See also https://fedoraproject.org/wiki/QA:Updates_Testing for more information on how to test updates.

Comment 17 Fedora Update System 2022-03-19 22:54:50 UTC
FEDORA-2022-042d9c6146 has been pushed to the Fedora 34 testing repository.
Soon you'll be able to install the update with the following command:
`sudo dnf upgrade --enablerepo=updates-testing --advisory=FEDORA-2022-042d9c6146`
You can provide feedback for this update here: https://bodhi.fedoraproject.org/updates/FEDORA-2022-042d9c6146

See also https://fedoraproject.org/wiki/QA:Updates_Testing for more information on how to test updates.

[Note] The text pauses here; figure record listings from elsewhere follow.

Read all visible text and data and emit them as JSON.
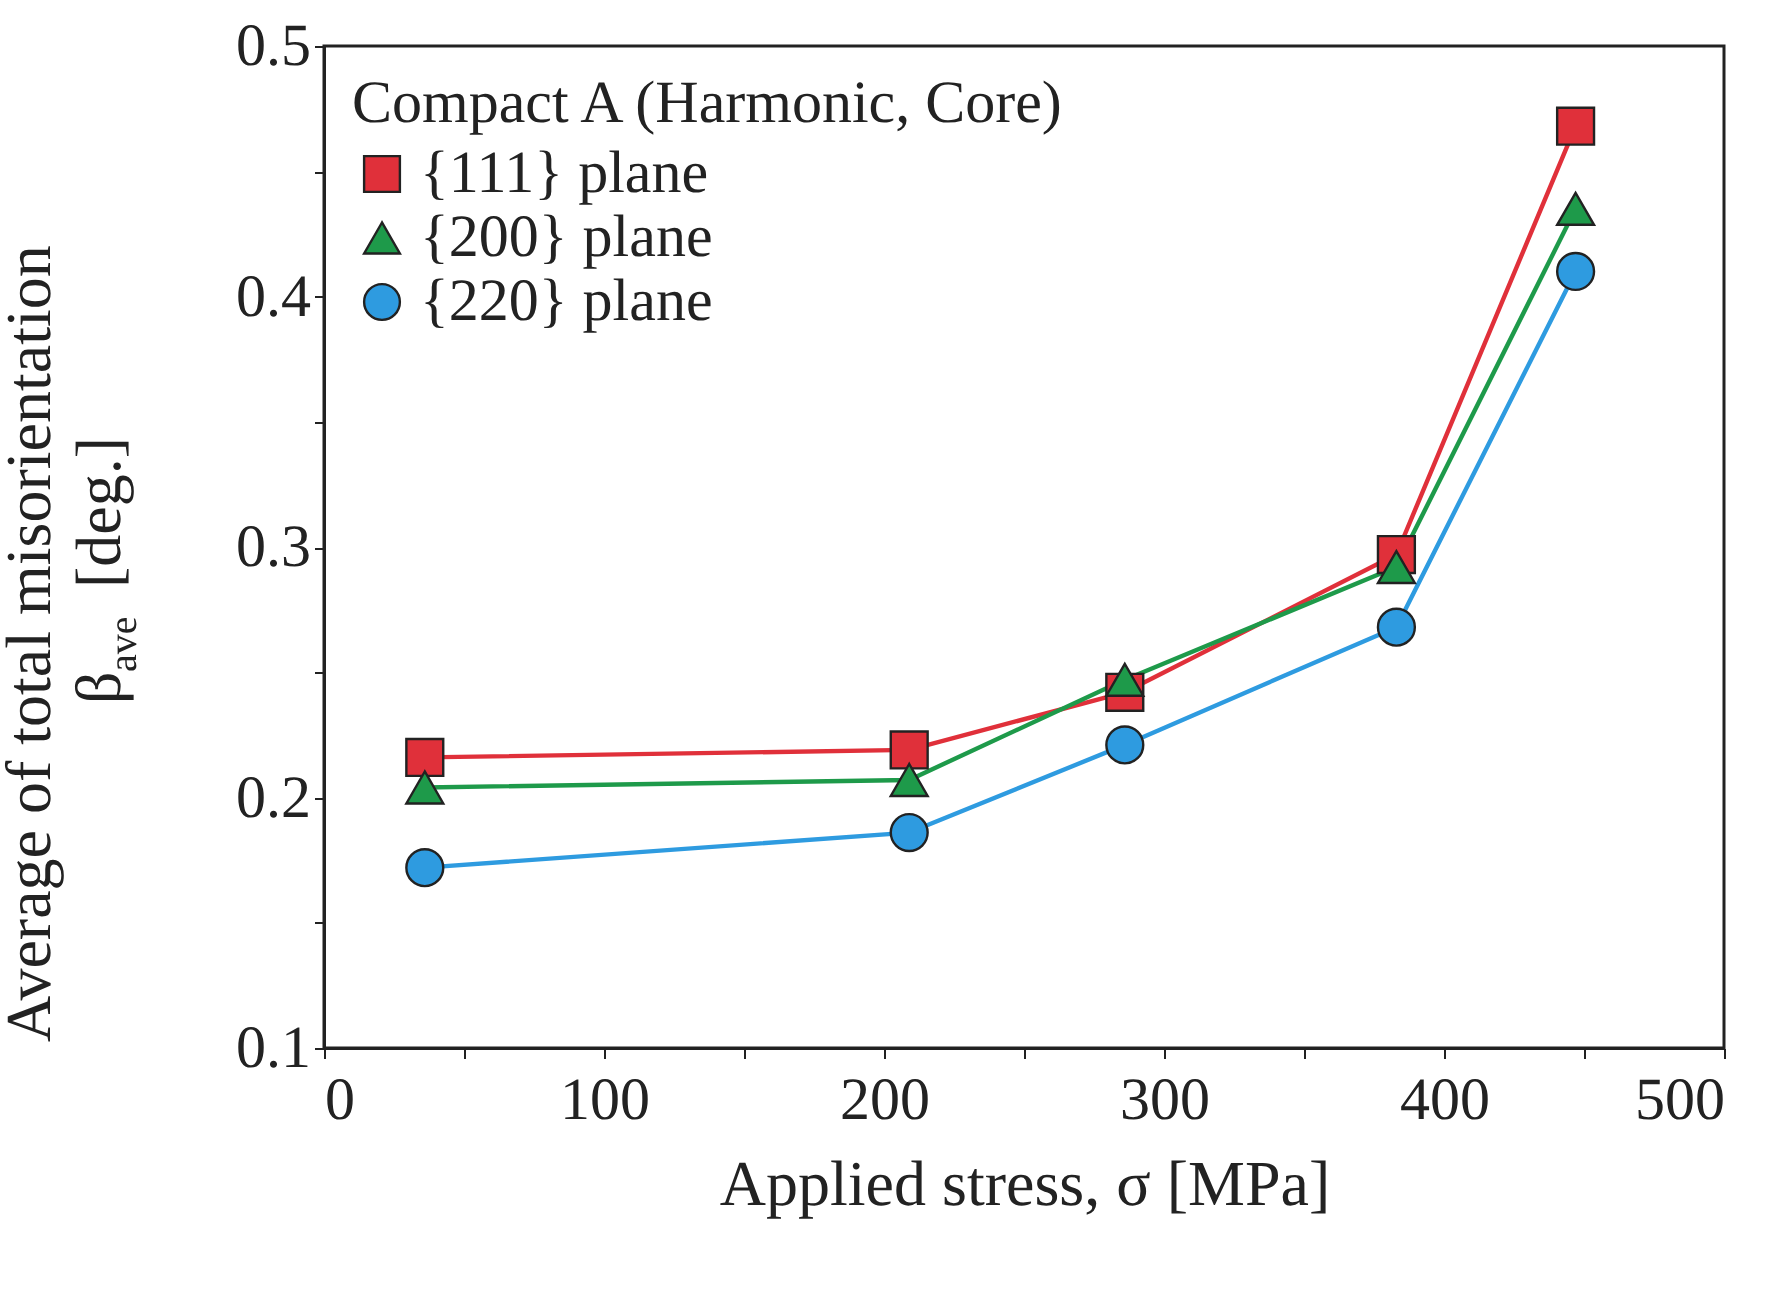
{
  "chart_data": {
    "type": "line",
    "xlabel": "Applied stress, σ [MPa]",
    "ylabel": [
      "Average of total misorientation",
      "β$_{ave}$ [deg.]"
    ],
    "legend_title": "Compact A (Harmonic, Core)",
    "x": [
      36,
      209,
      286,
      383,
      447
    ],
    "series": [
      {
        "name": "{111} plane",
        "color": "#e0303a",
        "marker": "square",
        "values": [
          0.216,
          0.219,
          0.242,
          0.297,
          0.468
        ]
      },
      {
        "name": "{200} plane",
        "color": "#1e9a4a",
        "marker": "triangle",
        "values": [
          0.204,
          0.207,
          0.247,
          0.292,
          0.435
        ]
      },
      {
        "name": "{220} plane",
        "color": "#2e9be0",
        "marker": "circle",
        "values": [
          0.172,
          0.186,
          0.221,
          0.268,
          0.41
        ]
      }
    ],
    "xlim": [
      0,
      500
    ],
    "xticks": [
      0,
      {
        "value": 50,
        "label": null
      },
      100,
      {
        "value": 150,
        "label": null
      },
      200,
      {
        "value": 250,
        "label": null
      },
      300,
      {
        "value": 350,
        "label": null
      },
      400,
      {
        "value": 450,
        "label": null
      },
      500
    ],
    "ylim": [
      0.1,
      0.5
    ],
    "yticks": [
      0.1,
      {
        "value": 0.15,
        "label": null
      },
      0.2,
      {
        "value": 0.25,
        "label": null
      },
      0.3,
      {
        "value": 0.35,
        "label": null
      },
      0.4,
      {
        "value": 0.45,
        "label": null
      },
      0.5
    ],
    "grid": false,
    "legend": "top left",
    "line_style": "solid"
  }
}
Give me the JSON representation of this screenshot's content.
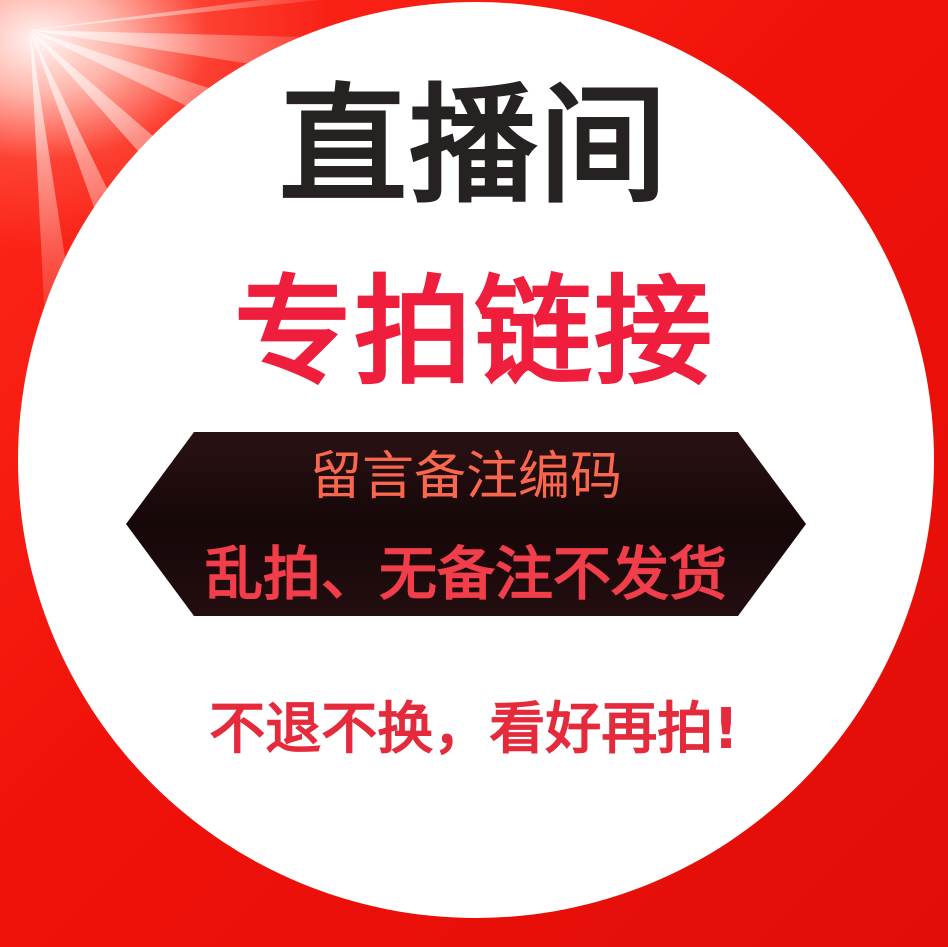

Comment 18 Fedora Update System 2022-03-19 23:16:42 UTC
FEDORA-2022-427cfc50f8 has been pushed to the Fedora 35 testing repository.
Soon you'll be able to install the update with the following command:
`sudo dnf upgrade --enablerepo=updates-testing --advisory=FEDORA-2022-427cfc50f8`
You can provide feedback for this update here: https://bodhi.fedoraproject.org/updates/FEDORA-2022-427cfc50f8

See also https://fedoraproject.org/wiki/QA:Updates_Testing for more information on how to test updates.

Comment 19 Fedora Update System 2022-03-22 03:42:24 UTC
FEDORA-2022-427cfc50f8 has been pushed to the Fedora 35 stable repository.
If problem still persists, please make note of it in this bug report.

Comment 20 Fedora Update System 2022-03-26 15:25:20 UTC
FEDORA-2022-14e36aac0c has been pushed to the Fedora 36 stable repository.
If problem still persists, please make note of it in this bug report.

Comment 21 Fedora Update System 2022-03-27 01:40:29 UTC
FEDORA-2022-042d9c6146 has been pushed to the Fedora 34 stable repository.
If problem still persists, please make note of it in this bug report.